Odebrecht and Carmargo Corrêa said the upper limit set by the government of R$83 ($47) per megawatt hour was too low to be commercially viable.

“That is a very low price,” says Vladimir Pinto, energy analyst at Bradesco, a Brazilian bank. “If the government manages to sell at the upper limit it will be a huge success.”

Even after the auction goes ahead on Tuesday the government will have to clear other obstacles.

Protesters say Belo Monte will destroy the livelihoods of people living beside the Xingu, one of the Amazon’s biggest tributaries.

As well as flooding 516 sq km – comparatively little for a project this big – it will lower the river’s level as it passes between two indigenous reservations.

The government says such objections were addressed in conditions set by Ibama, the environmental agency, when it granted a preliminary licence.

Opponents say Belo Monte will also suffer from irregular rainfall. “It will only be able to produce 11,000 megawatts for three months of the year,” says Christian Poirier of Amazon Watch, a US environmental group.

“In some months it will produce as little as 1,000 megawatts.”

The project also faces legal hurdles.

Public prosecutors filed two suits last week saying it contravened environmental laws and Brazil’s constitution.

Government lawyers will be working overtime to remove those threats. Luiz Inácio Lula da Silva, the president, made it clear the project would not be stopped.

“You can be certain of one thing: we are going to build Belo Monte,” he said last week. “Let there be no doubt about that, whether [other consortia] come in or not.”

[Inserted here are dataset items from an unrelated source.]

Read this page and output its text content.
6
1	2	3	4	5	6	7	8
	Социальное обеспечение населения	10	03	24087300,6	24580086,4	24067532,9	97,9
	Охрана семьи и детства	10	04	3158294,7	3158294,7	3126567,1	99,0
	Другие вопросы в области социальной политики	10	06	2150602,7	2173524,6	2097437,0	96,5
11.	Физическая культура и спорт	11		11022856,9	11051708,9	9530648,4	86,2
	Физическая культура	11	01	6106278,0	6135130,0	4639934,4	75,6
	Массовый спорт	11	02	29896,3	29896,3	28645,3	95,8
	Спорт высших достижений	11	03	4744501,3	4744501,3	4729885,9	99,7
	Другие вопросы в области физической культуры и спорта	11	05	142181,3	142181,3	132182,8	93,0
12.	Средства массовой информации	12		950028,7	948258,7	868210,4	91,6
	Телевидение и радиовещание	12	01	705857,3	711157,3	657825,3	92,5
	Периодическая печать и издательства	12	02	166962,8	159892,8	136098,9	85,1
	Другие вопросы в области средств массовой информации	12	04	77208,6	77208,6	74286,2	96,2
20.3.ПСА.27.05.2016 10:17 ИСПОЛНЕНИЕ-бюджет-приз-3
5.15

Adriano Pires of CBIE, an energy consultancy, says the government might not mind if other bidders drop out.

“I hope I’m wrong,” he says, “but it may be trying to discourage the private sector and build Belo Monte itself.”

He says that the government has gradually brought more of Brazil’s energy sector under public control.

Mr Pinto at Bradesco says the government would be happiest if a contest between private consortia resulted in tariffs below the upper limit, as happened with two power stations being built on the Madeira River, also in the Amazon.

That would be a success indeed.

Based on the R$83 tariff, the winning consortium would be able to spend about R$19bn on the project.

Many analysts say it cannot be done for less than R$30bn.

The government says Belo Monte is essential to meet Brazil’s rising energy needs.

If it is blocked, the alternative might be to build more thermal coal plants, undermining Brazil’s claim to have the cleanest energy industry in the world.